CHAPTER XV.

AN ACCIDENT. A BEAUTIFUL FAMILIAR FACE.

"You never can make a crab walk straight."

—Aristoparus.


Two years have rolled past since men in business circles had been called upon to lament the departure of Edward Litchfield and his ill gotten gains.

"What makes Nellie so restless? Is the harness on them all right?" Cyril Fanchon surveys his span of beautiful black horses rather anxiously.

"She's all right, sir, just a trick that of hers."

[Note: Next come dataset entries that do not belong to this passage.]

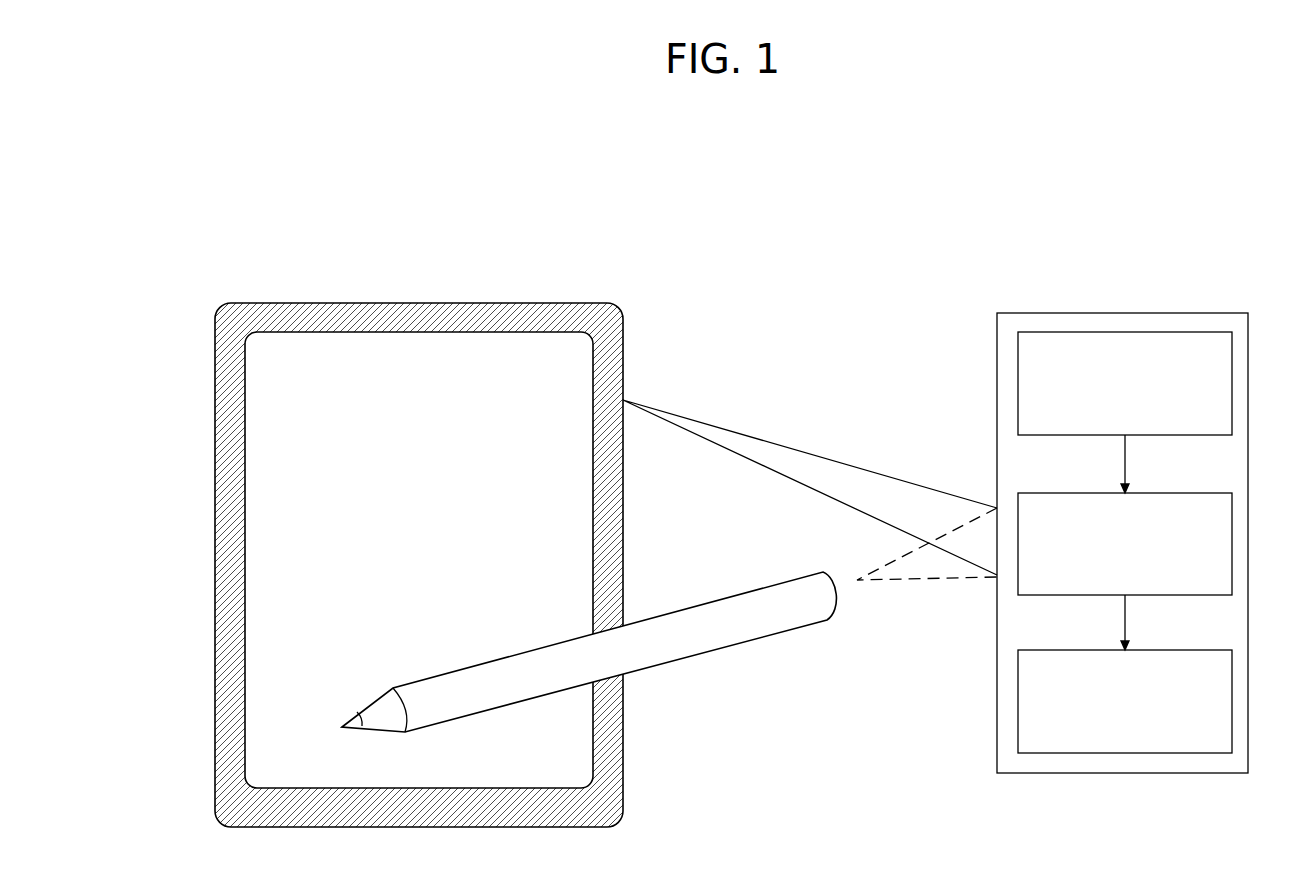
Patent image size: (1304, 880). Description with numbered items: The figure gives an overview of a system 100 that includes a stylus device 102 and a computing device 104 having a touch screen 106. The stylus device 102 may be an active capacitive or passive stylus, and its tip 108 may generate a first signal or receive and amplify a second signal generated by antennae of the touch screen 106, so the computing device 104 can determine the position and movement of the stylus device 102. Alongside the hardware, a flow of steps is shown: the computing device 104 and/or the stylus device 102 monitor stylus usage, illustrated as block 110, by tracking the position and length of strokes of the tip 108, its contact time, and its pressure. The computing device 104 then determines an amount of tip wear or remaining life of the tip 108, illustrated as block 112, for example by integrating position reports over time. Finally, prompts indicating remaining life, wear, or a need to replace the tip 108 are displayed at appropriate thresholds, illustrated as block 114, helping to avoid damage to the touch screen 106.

The system 100 is at (264, 211).
The stylus device 102 is at (788, 633).
The computing device 104 is at (217, 395).
The touch screen 106 is at (258, 472).
The tip 108 is at (343, 724).
The monitor stylus usage block 110 is at (1233, 362).
The determine amount of tip wear or remaining life block 112 is at (1233, 530).
The prompt user block 114 is at (1233, 677).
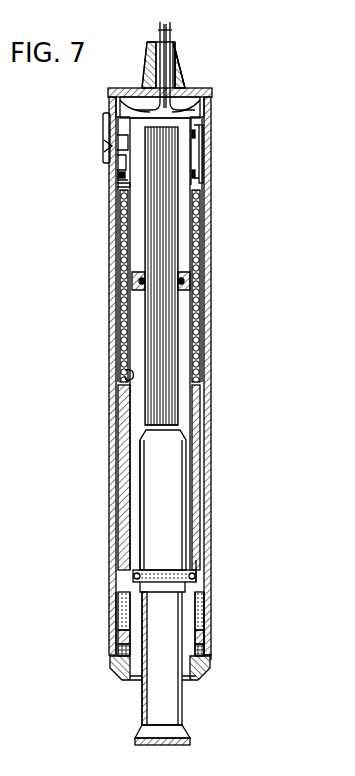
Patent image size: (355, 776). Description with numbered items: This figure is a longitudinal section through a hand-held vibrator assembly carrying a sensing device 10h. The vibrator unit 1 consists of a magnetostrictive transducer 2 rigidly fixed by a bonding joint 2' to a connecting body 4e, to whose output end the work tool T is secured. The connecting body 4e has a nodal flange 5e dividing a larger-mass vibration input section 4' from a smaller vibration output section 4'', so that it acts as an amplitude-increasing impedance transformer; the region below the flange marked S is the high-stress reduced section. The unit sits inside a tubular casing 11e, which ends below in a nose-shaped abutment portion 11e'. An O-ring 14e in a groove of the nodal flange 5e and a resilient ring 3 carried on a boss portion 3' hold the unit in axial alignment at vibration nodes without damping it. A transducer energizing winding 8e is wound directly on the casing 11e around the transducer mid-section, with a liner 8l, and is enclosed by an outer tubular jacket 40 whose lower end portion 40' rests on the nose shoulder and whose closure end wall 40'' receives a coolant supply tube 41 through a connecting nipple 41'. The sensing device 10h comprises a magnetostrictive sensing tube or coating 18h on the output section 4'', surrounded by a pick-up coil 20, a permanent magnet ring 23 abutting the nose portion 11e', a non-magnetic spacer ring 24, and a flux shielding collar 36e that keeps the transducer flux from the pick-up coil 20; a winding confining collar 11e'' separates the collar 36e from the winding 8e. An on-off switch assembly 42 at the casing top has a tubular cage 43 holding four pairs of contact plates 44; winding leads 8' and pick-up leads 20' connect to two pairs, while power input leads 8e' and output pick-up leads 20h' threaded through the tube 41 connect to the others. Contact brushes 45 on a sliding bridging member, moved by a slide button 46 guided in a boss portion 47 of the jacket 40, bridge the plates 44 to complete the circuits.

The vibrator unit 1 is at (133, 246).
The magnetostrictive transducer 2 is at (123, 276).
The bonding joint 2' is at (128, 420).
The resilient ring 3 is at (130, 292).
The boss portion 3' is at (109, 273).
The vibration input section 4' is at (163, 500).
The vibration output section 4'' is at (136, 658).
The connecting body 4e is at (143, 475).
The nodal flange 5e is at (136, 570).
The winding leads 8' is at (102, 183).
The transducer energizing winding 8e is at (180, 15).
The power input leads 8e' is at (158, 103).
The liner 8l is at (118, 346).
The sensing device 10h is at (101, 602).
The tubular casing 11e is at (100, 378).
The nose-shaped abutment portion 11e' is at (162, 670).
The winding confining collar 11e'' is at (223, 477).
The O-ring 14e is at (200, 575).
The magnetostrictive sensing tube or coating 18h is at (146, 690).
The pick-up coil 20 is at (135, 611).
The pick-up leads 20' is at (135, 286).
The output pick-up leads 20h' is at (156, 55).
The permanent magnet ring 23 is at (118, 648).
The spacer ring 24 is at (118, 630).
The flux shielding collar 36e is at (120, 510).
The outer tubular jacket 40 is at (175, 376).
The jacket lower end portion 40' is at (222, 654).
The closure end wall 40'' is at (176, 91).
The coolant supply tube 41 is at (170, 55).
The connecting nipple 41' is at (192, 63).
The on-off switch assembly 42 is at (86, 144).
The tubular cage 43 is at (207, 152).
The contact plates 44 is at (212, 135).
The contact brushes 45 is at (116, 165).
The slide button 46 is at (98, 148).
The boss portion 47 is at (103, 128).
The stem S is at (162, 658).
The work tool T is at (134, 739).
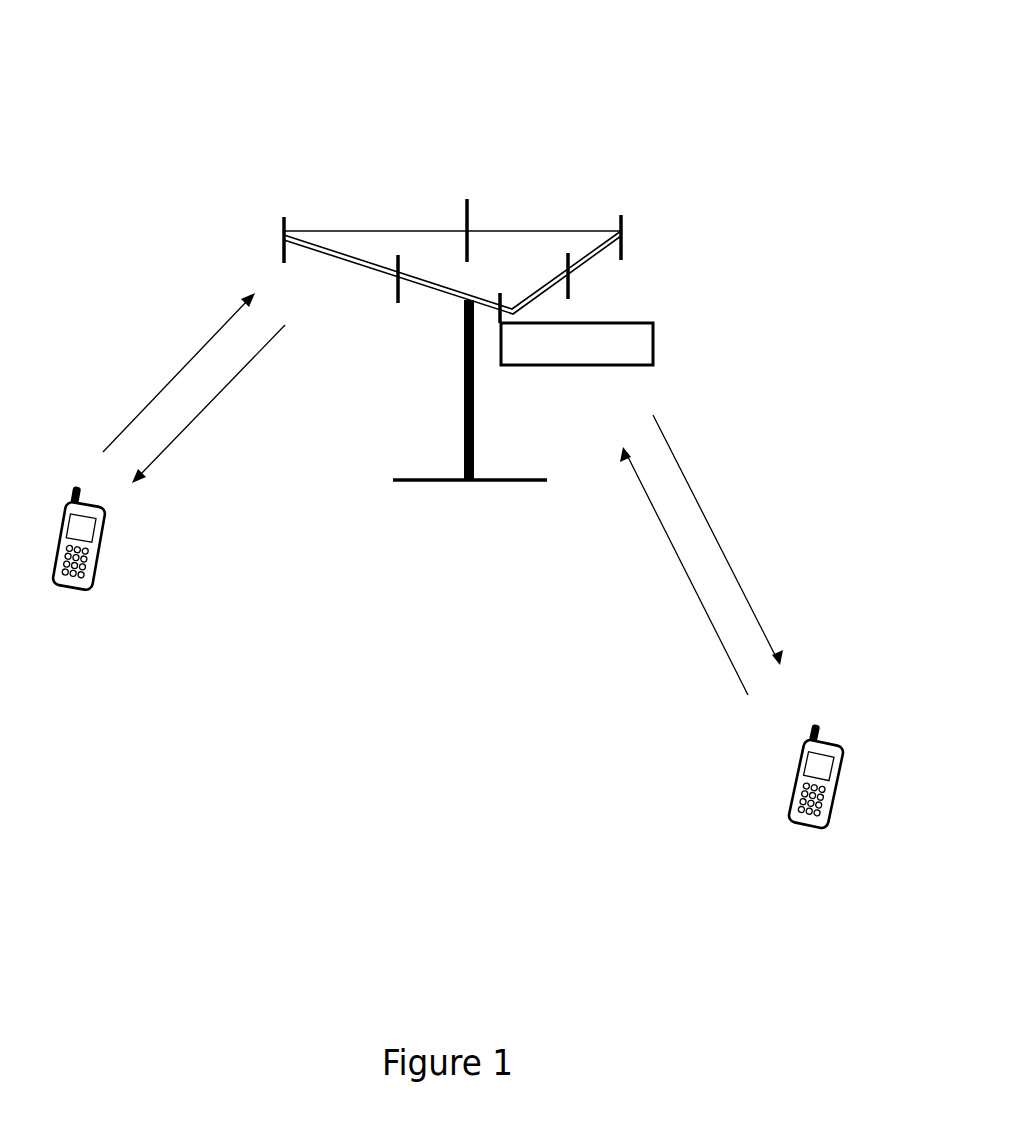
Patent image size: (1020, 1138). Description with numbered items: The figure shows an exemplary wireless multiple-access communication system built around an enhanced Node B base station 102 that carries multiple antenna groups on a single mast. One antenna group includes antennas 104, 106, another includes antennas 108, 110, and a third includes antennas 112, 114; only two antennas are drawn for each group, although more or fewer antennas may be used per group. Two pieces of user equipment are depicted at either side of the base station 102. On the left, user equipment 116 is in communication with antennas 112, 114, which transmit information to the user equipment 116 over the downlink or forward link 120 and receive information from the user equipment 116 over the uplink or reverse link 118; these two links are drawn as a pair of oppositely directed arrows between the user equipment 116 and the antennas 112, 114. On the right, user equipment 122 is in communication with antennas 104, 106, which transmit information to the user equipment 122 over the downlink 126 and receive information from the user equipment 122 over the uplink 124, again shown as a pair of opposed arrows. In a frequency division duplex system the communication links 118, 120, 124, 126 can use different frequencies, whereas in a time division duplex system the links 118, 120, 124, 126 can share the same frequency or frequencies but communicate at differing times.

The enhanced Node B (eNB) base station 102 is at (452, 392).
The antenna 104 is at (577, 344).
The antenna 106 is at (627, 280).
The antenna 108 is at (677, 237).
The antenna 110 is at (519, 201).
The antenna 112 is at (242, 211).
The antenna 114 is at (350, 311).
The user equipment (UE) 116 is at (117, 562).
The uplink (reverse link) 118 is at (171, 372).
The downlink (forward link) 120 is at (208, 419).
The user equipment (UE) 122 is at (774, 802).
The uplink 124 is at (662, 571).
The downlink 126 is at (725, 540).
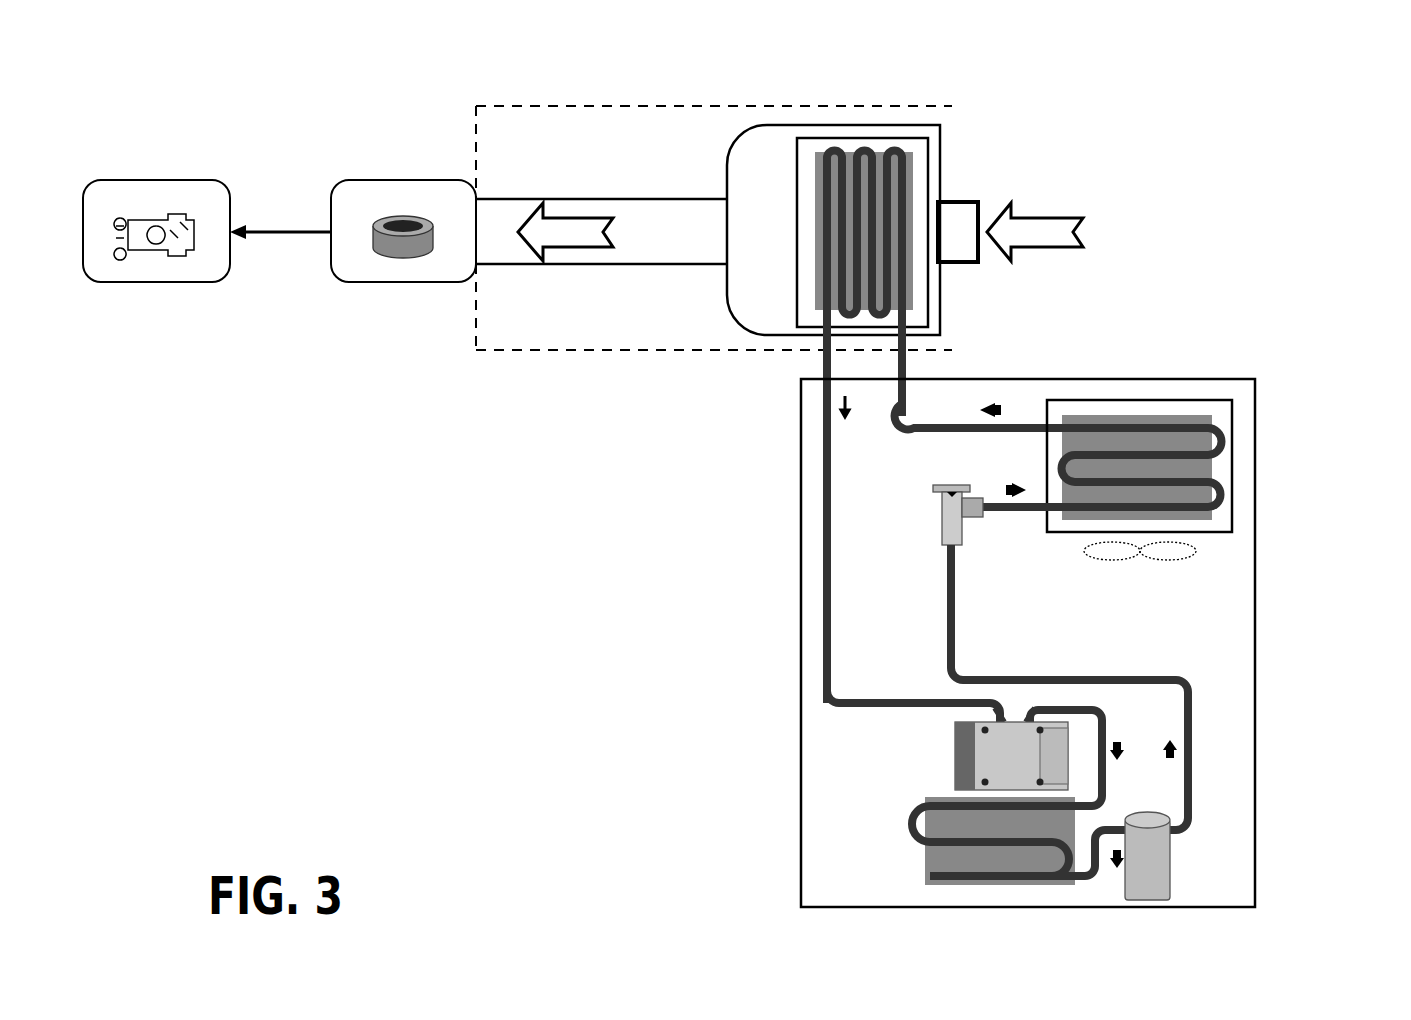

Fanchon gets in and slams too the door. Certainly he never remembers the horses to act so before; the carriage rocks wildly from side to side. Heavens! they are beyond the man's control, they are running away. Loud cries of "stop them, stop them," rings in his ears, there is a sudden plunge, a crash, and all is still. Fortunately there was a doctor on the spot, he orders the unconscious man to be taken into the convent just opposite. The sisters were good at nursing, it could have happened nowhere more desirable. The dead leaves lay thick and yellow on the ground around the convent of St. Marguerite, the cruel winds have lately robbed the trees of all their pretty green foliage, leaving them grim and leafless, tossing their gaunt limbs sadly with the autumn's blast. The air is chilly; there is a decided sense of frost in the atmosphere. Sister Jean hurries in at a small side door; she is very tired, for she has been sitting up all night with a sick woman.

"Sister, there has been an accident; a man is hurt, he is here in room five; will you watch by him after you have rested?" says the Mother Superior, meeting her in the hall.